Vandaag, zeven jaar na 9/11 schrijf ik in De Pers over de heimwee naar de talibantijd tussen 1996 en 2001. De Amerikaanse invasie ‘Enduring Freedom’ verdreef de gastheren van Osama Bin Laden uit de steden. Bij mijn bezoek constateerde ik dat toenemende onveiligheid, corruptie, een tandloze regering en wild militair optreden van buitenlandse troepen veel Afghanen weer doen verlangen naar die Goede Oude Tijd. Zo ook bij een jonge chirurg uit Kandahar. “Mijn vier kinderen gaan al twee jaar niet meer naar school.

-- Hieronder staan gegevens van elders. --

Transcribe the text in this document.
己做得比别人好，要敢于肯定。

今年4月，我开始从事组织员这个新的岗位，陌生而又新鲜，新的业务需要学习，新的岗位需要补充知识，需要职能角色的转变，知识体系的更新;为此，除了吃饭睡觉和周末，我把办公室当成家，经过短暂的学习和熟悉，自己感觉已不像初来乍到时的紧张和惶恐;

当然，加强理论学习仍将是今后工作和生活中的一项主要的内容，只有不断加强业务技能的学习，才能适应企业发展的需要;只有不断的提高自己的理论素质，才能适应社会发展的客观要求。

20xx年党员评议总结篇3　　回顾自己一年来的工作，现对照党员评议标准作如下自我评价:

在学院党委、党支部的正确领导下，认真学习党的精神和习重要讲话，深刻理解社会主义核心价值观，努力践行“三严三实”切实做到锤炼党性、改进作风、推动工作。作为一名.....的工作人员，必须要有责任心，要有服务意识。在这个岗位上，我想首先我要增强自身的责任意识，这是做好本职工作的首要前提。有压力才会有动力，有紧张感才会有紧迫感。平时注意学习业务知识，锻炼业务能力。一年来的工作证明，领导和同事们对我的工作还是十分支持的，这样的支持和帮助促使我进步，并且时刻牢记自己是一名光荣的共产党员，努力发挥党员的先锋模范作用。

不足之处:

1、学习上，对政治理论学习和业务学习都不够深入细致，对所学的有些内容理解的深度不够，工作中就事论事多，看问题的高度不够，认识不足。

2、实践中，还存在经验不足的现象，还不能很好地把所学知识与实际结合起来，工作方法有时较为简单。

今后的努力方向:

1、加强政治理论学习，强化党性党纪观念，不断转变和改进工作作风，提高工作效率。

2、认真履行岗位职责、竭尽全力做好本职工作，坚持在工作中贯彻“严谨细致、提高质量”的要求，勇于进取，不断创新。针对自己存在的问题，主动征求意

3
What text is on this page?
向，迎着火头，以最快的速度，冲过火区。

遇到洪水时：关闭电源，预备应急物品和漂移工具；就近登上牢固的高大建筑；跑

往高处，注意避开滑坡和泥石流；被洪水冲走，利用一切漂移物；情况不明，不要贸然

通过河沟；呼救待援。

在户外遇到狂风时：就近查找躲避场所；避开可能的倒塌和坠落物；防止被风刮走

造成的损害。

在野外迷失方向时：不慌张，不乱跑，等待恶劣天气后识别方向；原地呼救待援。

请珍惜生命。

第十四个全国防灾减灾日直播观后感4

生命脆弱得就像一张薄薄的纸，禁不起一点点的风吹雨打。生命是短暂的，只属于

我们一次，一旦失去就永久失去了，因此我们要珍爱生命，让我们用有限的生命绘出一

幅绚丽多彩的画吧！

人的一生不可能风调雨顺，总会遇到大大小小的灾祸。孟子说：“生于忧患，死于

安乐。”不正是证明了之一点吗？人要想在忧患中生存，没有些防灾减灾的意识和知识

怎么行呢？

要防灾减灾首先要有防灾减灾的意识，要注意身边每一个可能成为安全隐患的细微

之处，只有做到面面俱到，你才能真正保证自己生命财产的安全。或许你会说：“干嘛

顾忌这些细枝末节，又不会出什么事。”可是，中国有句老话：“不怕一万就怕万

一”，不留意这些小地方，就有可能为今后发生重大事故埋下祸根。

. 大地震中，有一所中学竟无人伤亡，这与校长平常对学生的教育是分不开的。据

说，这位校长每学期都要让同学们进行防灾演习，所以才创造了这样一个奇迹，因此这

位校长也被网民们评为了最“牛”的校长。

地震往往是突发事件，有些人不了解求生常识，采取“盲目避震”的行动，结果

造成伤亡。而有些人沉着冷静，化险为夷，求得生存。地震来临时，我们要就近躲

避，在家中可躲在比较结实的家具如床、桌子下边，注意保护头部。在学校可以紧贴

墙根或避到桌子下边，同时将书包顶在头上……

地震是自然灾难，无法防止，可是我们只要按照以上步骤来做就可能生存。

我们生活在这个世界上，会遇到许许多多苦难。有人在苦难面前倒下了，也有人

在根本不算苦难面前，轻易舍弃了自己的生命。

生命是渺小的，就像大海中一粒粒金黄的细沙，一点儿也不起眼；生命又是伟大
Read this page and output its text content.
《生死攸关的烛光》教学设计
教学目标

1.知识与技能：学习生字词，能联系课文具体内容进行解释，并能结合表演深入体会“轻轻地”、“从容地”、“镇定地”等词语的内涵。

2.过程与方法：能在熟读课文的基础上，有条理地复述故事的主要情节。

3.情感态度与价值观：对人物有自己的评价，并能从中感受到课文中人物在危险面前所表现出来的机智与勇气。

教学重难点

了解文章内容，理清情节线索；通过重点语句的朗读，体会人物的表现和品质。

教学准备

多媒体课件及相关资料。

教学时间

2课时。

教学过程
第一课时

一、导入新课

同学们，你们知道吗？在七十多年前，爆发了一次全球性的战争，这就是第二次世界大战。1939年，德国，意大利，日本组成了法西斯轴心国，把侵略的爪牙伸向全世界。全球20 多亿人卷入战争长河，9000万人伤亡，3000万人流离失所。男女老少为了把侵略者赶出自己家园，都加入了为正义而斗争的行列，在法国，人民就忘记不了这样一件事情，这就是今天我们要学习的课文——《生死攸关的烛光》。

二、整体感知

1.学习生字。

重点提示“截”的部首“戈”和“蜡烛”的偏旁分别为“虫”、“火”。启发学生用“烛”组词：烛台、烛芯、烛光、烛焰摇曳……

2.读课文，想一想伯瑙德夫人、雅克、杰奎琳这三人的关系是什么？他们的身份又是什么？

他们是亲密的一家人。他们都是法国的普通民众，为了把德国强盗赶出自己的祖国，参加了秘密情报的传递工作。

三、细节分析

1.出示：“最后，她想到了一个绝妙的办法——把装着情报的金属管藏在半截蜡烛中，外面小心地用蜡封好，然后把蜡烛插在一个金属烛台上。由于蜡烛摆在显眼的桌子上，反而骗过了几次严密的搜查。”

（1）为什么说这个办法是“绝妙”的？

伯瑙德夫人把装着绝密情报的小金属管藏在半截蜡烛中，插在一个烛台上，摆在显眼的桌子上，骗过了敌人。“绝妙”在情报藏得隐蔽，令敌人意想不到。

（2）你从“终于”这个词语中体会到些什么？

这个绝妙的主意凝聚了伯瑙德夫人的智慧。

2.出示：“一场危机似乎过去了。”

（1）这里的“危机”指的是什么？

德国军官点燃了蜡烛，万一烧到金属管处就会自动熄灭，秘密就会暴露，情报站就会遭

Mijn vrouw en ik geven ze thuis les. We zijn bang dat ze op straat worden ontvoerd.” Volgens de dokter werkzaam bij het lokale ziekenhuis stuurt de helft van de beter gesitueerden, zoals artsen, ingenieurs, zakenmensen en hogere ambtenaren in het zuiden, hun kroost niet naar een onderwijsinstelling uit vrees voor kidnapping door criminelen. “De regering van Hamid Karzai kan ons niet beschermen. Als ik de bus neem naar Kabul en we worden aangehouden en ze horen dat ik arts ben schieten ze me meteen dood. De daders? Ze zeggen dat het Talibs zijn maar niemand weet het zeker. Het zijn tegenstanders van de regering, tegenstanders van de mensheid of gewone boeven. Mijn student-collega reisde twee dagen geleden van Kabul naar Kandahar. Hij telde tien doden langs de weg.”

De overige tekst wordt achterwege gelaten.